The jury’s award included $68 million in compensatory damages and $340 million in punitive damages.
The verdict in the lawsuit brought by the California woman, Eva Echeverria, marks the largest sum awarded in a series of talcum powder lawsuit verdicts against the brand courts around the U.S.
Echeverria alleged Johnson & Johnson failed to adequately warn consumers about talcum powder’s potential cancer risks.
She developed ovarian cancer as a “proximate result of the unreasonably dangerous and defective nature of talcum powder,” she said in her lawsuit.
Echeverria’s attorney, Mark Robinson, said his client is undergoing cancer treatment while hospitalized and told him she hoped the verdict would lead Johnson & Johnson to put additional warnings on its products.
“Mrs. Echeverria is dying from this ovarian cancer and she said to me all she wanted to do was to help the other women throughout the whole country who have ovarian cancer for using Johnson & Johnson for 20 and 30 years,” Robinson said.
“She really didn’t want sympathy. She just wanted to get a message out to help these other women.
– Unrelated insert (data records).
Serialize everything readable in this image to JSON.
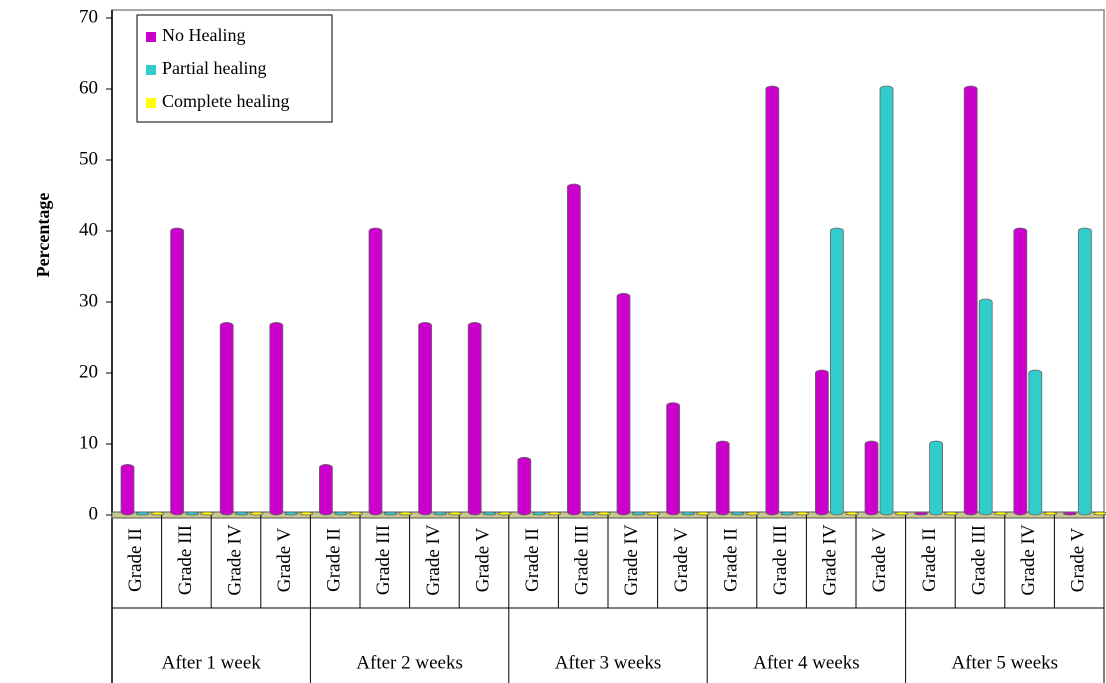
{
  "chart_data": {
    "type": "bar",
    "y_label": "Percentage",
    "categories": [
      "Grade II",
      "Grade III",
      "Grade IV",
      "Grade V",
      "Grade II",
      "Grade III",
      "Grade IV",
      "Grade V",
      "Grade II",
      "Grade III",
      "Grade IV",
      "Grade V",
      "Grade II",
      "Grade III",
      "Grade IV",
      "Grade V",
      "Grade II",
      "Grade III",
      "Grade IV",
      "Grade V"
    ],
    "groups": [
      "After 1 week",
      "After 2 weeks",
      "After 3 weeks",
      "After 4 weeks",
      "After 5 weeks"
    ],
    "series": [
      {
        "name": "No Healing",
        "color": "#cc00cc",
        "values": [
          6.7,
          40,
          26.7,
          26.7,
          6.7,
          40,
          26.7,
          26.7,
          7.7,
          46.2,
          30.8,
          15.4,
          10,
          60,
          20,
          10,
          0,
          60,
          40,
          0
        ]
      },
      {
        "name": "Partial healing",
        "color": "#33cccc",
        "values": [
          0,
          0,
          0,
          0,
          0,
          0,
          0,
          0,
          0,
          0,
          0,
          0,
          0,
          0,
          40,
          60,
          10,
          30,
          20,
          40
        ]
      },
      {
        "name": "Complete healing",
        "color": "#ffff00",
        "values": [
          0,
          0,
          0,
          0,
          0,
          0,
          0,
          0,
          0,
          0,
          0,
          0,
          0,
          0,
          0,
          0,
          0,
          0,
          0,
          0
        ]
      }
    ],
    "ylim": [
      0,
      70
    ],
    "yticks": [
      0,
      10,
      20,
      30,
      40,
      50,
      60,
      70
    ],
    "legend": "top-left"
  }
}
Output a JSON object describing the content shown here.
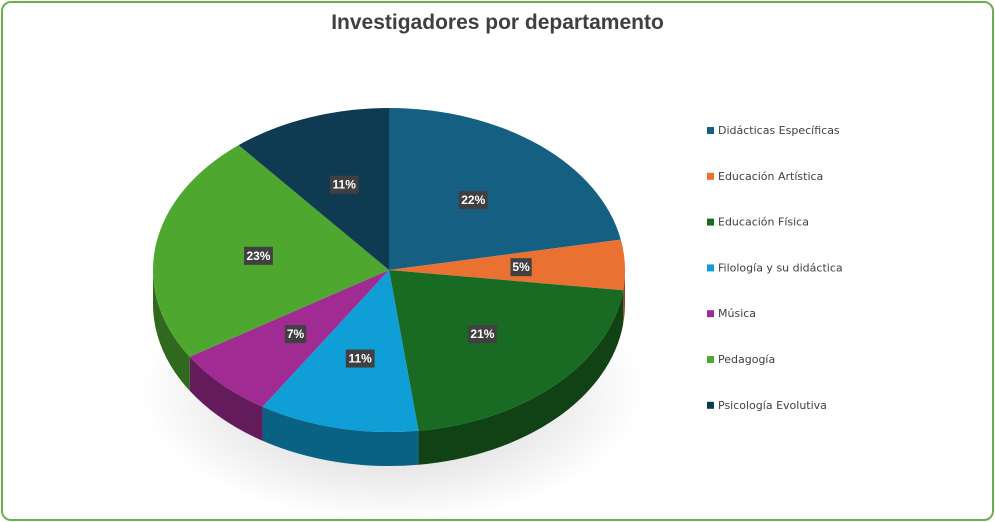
{
  "chart_data": {
    "type": "pie",
    "title": "Investigadores por departamento",
    "categories": [
      "Didácticas Específicas",
      "Educación Artística",
      "Educación Física",
      "Filología y su didáctica",
      "Música",
      "Pedagogía",
      "Psicología Evolutiva"
    ],
    "values": [
      22,
      5,
      21,
      11,
      7,
      23,
      11
    ],
    "data_labels": [
      "22%",
      "5%",
      "21%",
      "11%",
      "7%",
      "23%",
      "11%"
    ],
    "colors": [
      "#156082",
      "#e97132",
      "#196b24",
      "#0f9ed5",
      "#a02b93",
      "#4ea72e",
      "#0e3a52"
    ],
    "style": "3d-pie",
    "legend_position": "right"
  }
}
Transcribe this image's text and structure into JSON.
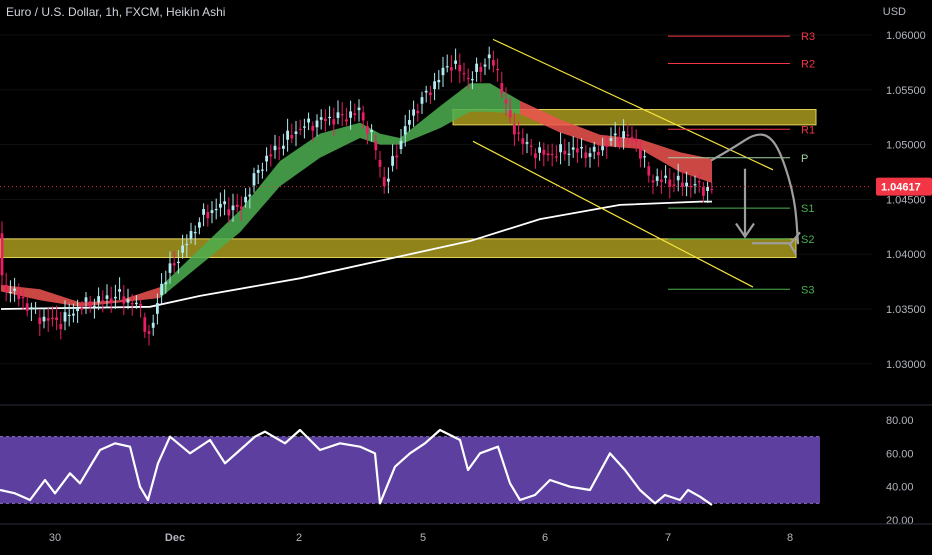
{
  "header": {
    "title": "Euro / U.S. Dollar, 1h, FXCM, Heikin Ashi",
    "currency": "USD",
    "last_price": "1.04617"
  },
  "colors": {
    "background": "#000000",
    "bull_candle": "#b2ebf2",
    "bear_candle": "#e91e63",
    "bull_cloud": "#4caf50",
    "bear_cloud": "#ef5350",
    "ma_line": "#ffffff",
    "channel": "#f5e43a",
    "zone": "#a89a1f",
    "rsi_band": "#5c3f9e",
    "price_tag": "#f23645",
    "pivot_resistance": "#f23645",
    "pivot_support": "#4caf50",
    "pivot_p": "#9fd3a3",
    "projection": "#9e9e9e"
  },
  "chart_data": [
    {
      "type": "candlestick",
      "chart_style": "Heikin Ashi",
      "y_axis": {
        "ticks": [
          "1.06000",
          "1.05500",
          "1.05000",
          "1.04500",
          "1.04000",
          "1.03500",
          "1.03000"
        ],
        "ylim": [
          1.0275,
          1.0625
        ]
      },
      "x_axis": {
        "ticks": [
          "30",
          "Dec",
          "2",
          "5",
          "6",
          "7",
          "8"
        ]
      },
      "last_price": 1.04617,
      "pivot_levels": [
        {
          "label": "R3",
          "value": 1.0599
        },
        {
          "label": "R2",
          "value": 1.0574
        },
        {
          "label": "R1",
          "value": 1.0514
        },
        {
          "label": "P",
          "value": 1.0488
        },
        {
          "label": "S1",
          "value": 1.0442
        },
        {
          "label": "S2",
          "value": 1.0414
        },
        {
          "label": "S3",
          "value": 1.0368
        }
      ],
      "zones": [
        {
          "from": 1.0518,
          "to": 1.0532
        },
        {
          "from": 1.0397,
          "to": 1.0414
        }
      ],
      "channel_lines": [
        {
          "from": {
            "x": "5",
            "y": 1.0596
          },
          "to": {
            "x": "7",
            "y": 1.0476
          }
        },
        {
          "from": {
            "x": "5",
            "y": 1.0503
          },
          "to": {
            "x": "7",
            "y": 1.0375
          }
        }
      ],
      "ma_line": [
        [
          1,
          1.035
        ],
        [
          150,
          1.0352
        ],
        [
          200,
          1.0362
        ],
        [
          300,
          1.0378
        ],
        [
          400,
          1.0398
        ],
        [
          470,
          1.0412
        ],
        [
          540,
          1.0432
        ],
        [
          620,
          1.0445
        ],
        [
          700,
          1.0448
        ],
        [
          712,
          1.0448
        ]
      ],
      "cloud": [
        [
          1,
          1.0372,
          1.0366
        ],
        [
          40,
          1.0368,
          1.0358
        ],
        [
          80,
          1.0356,
          1.0352
        ],
        [
          120,
          1.0358,
          1.0356
        ],
        [
          160,
          1.037,
          1.036
        ],
        [
          200,
          1.0405,
          1.039
        ],
        [
          240,
          1.044,
          1.042
        ],
        [
          280,
          1.0485,
          1.0462
        ],
        [
          320,
          1.051,
          1.0488
        ],
        [
          360,
          1.052,
          1.0506
        ],
        [
          380,
          1.051,
          1.05
        ],
        [
          400,
          1.0506,
          1.05
        ],
        [
          440,
          1.0535,
          1.0515
        ],
        [
          470,
          1.0556,
          1.053
        ],
        [
          490,
          1.0556,
          1.053
        ],
        [
          520,
          1.054,
          1.0528
        ],
        [
          560,
          1.0523,
          1.0511
        ],
        [
          600,
          1.0509,
          1.0499
        ],
        [
          640,
          1.0505,
          1.0496
        ],
        [
          680,
          1.0493,
          1.0475
        ],
        [
          712,
          1.0487,
          1.0465
        ]
      ],
      "price_path": [
        [
          1,
          1.0375
        ],
        [
          20,
          1.036
        ],
        [
          40,
          1.0342
        ],
        [
          60,
          1.0338
        ],
        [
          80,
          1.0352
        ],
        [
          100,
          1.0358
        ],
        [
          120,
          1.0362
        ],
        [
          140,
          1.0352
        ],
        [
          150,
          1.032
        ],
        [
          160,
          1.037
        ],
        [
          180,
          1.04
        ],
        [
          200,
          1.0432
        ],
        [
          220,
          1.0445
        ],
        [
          240,
          1.044
        ],
        [
          260,
          1.048
        ],
        [
          280,
          1.05
        ],
        [
          300,
          1.0515
        ],
        [
          320,
          1.0522
        ],
        [
          340,
          1.0525
        ],
        [
          360,
          1.053
        ],
        [
          375,
          1.05
        ],
        [
          385,
          1.046
        ],
        [
          395,
          1.049
        ],
        [
          410,
          1.0525
        ],
        [
          430,
          1.055
        ],
        [
          450,
          1.0575
        ],
        [
          470,
          1.056
        ],
        [
          490,
          1.058
        ],
        [
          500,
          1.056
        ],
        [
          510,
          1.052
        ],
        [
          525,
          1.05
        ],
        [
          545,
          1.049
        ],
        [
          570,
          1.0495
        ],
        [
          595,
          1.0492
        ],
        [
          620,
          1.051
        ],
        [
          635,
          1.0505
        ],
        [
          650,
          1.047
        ],
        [
          670,
          1.0466
        ],
        [
          690,
          1.0464
        ],
        [
          712,
          1.0458
        ]
      ],
      "projection_path": [
        [
          712,
          1.0486
        ],
        [
          735,
          1.0498
        ],
        [
          755,
          1.051
        ],
        [
          770,
          1.0508
        ],
        [
          782,
          1.049
        ],
        [
          795,
          1.045
        ],
        [
          798,
          1.041
        ]
      ],
      "projection_arrows": [
        {
          "x": 745,
          "y": 1.0418
        },
        {
          "x": 792,
          "y": 1.0406
        }
      ]
    },
    {
      "type": "line",
      "indicator": "RSI",
      "y_axis": {
        "ticks": [
          "80.00",
          "60.00",
          "40.00",
          "20.00"
        ],
        "ylim": [
          18,
          86
        ]
      },
      "band": [
        30,
        70
      ],
      "values": [
        [
          0,
          38
        ],
        [
          15,
          36
        ],
        [
          30,
          32
        ],
        [
          45,
          44
        ],
        [
          55,
          36
        ],
        [
          70,
          48
        ],
        [
          80,
          42
        ],
        [
          100,
          62
        ],
        [
          115,
          66
        ],
        [
          130,
          64
        ],
        [
          140,
          40
        ],
        [
          148,
          32
        ],
        [
          158,
          54
        ],
        [
          170,
          70
        ],
        [
          190,
          60
        ],
        [
          210,
          68
        ],
        [
          225,
          54
        ],
        [
          240,
          62
        ],
        [
          255,
          70
        ],
        [
          265,
          73
        ],
        [
          285,
          66
        ],
        [
          300,
          74
        ],
        [
          320,
          62
        ],
        [
          340,
          66
        ],
        [
          360,
          64
        ],
        [
          375,
          60
        ],
        [
          380,
          30
        ],
        [
          395,
          52
        ],
        [
          410,
          60
        ],
        [
          425,
          66
        ],
        [
          440,
          74
        ],
        [
          460,
          68
        ],
        [
          468,
          50
        ],
        [
          480,
          60
        ],
        [
          498,
          64
        ],
        [
          510,
          42
        ],
        [
          520,
          32
        ],
        [
          535,
          35
        ],
        [
          550,
          44
        ],
        [
          570,
          40
        ],
        [
          590,
          38
        ],
        [
          610,
          60
        ],
        [
          625,
          50
        ],
        [
          640,
          38
        ],
        [
          655,
          30
        ],
        [
          665,
          35
        ],
        [
          680,
          32
        ],
        [
          688,
          38
        ],
        [
          700,
          34
        ],
        [
          712,
          29
        ]
      ]
    }
  ]
}
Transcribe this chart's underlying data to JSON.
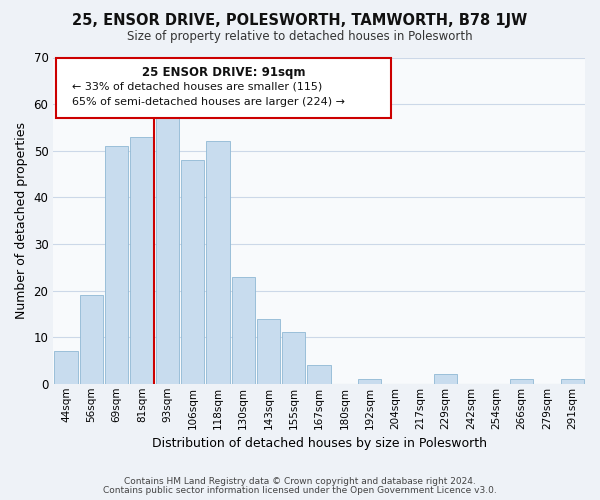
{
  "title": "25, ENSOR DRIVE, POLESWORTH, TAMWORTH, B78 1JW",
  "subtitle": "Size of property relative to detached houses in Polesworth",
  "xlabel": "Distribution of detached houses by size in Polesworth",
  "ylabel": "Number of detached properties",
  "bar_labels": [
    "44sqm",
    "56sqm",
    "69sqm",
    "81sqm",
    "93sqm",
    "106sqm",
    "118sqm",
    "130sqm",
    "143sqm",
    "155sqm",
    "167sqm",
    "180sqm",
    "192sqm",
    "204sqm",
    "217sqm",
    "229sqm",
    "242sqm",
    "254sqm",
    "266sqm",
    "279sqm",
    "291sqm"
  ],
  "bar_values": [
    7,
    19,
    51,
    53,
    57,
    48,
    52,
    23,
    14,
    11,
    4,
    0,
    1,
    0,
    0,
    2,
    0,
    0,
    1,
    0,
    1
  ],
  "bar_color": "#c8dcee",
  "bar_edge_color": "#90b8d4",
  "vline_x_index": 3,
  "vline_color": "#cc0000",
  "annotation_title": "25 ENSOR DRIVE: 91sqm",
  "annotation_line1": "← 33% of detached houses are smaller (115)",
  "annotation_line2": "65% of semi-detached houses are larger (224) →",
  "annotation_box_color": "#ffffff",
  "annotation_box_edgecolor": "#cc0000",
  "ylim": [
    0,
    70
  ],
  "yticks": [
    0,
    10,
    20,
    30,
    40,
    50,
    60,
    70
  ],
  "footer1": "Contains HM Land Registry data © Crown copyright and database right 2024.",
  "footer2": "Contains public sector information licensed under the Open Government Licence v3.0.",
  "background_color": "#eef2f7",
  "plot_background": "#f8fafc",
  "grid_color": "#ccd8e8"
}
“The evidence in the case included internal documents from several decades that showed the jury that Johnson & Johnson knew about the risks of talc and ovarian cancer.
“Johnson & Johnson had many warning bells over a 30 year period but failed to warn the women who were buying its product”.
She says while the company sympathizes with women suffering from ovarian cancer, scientific evidence supports the safety of Johnson’s baby powder.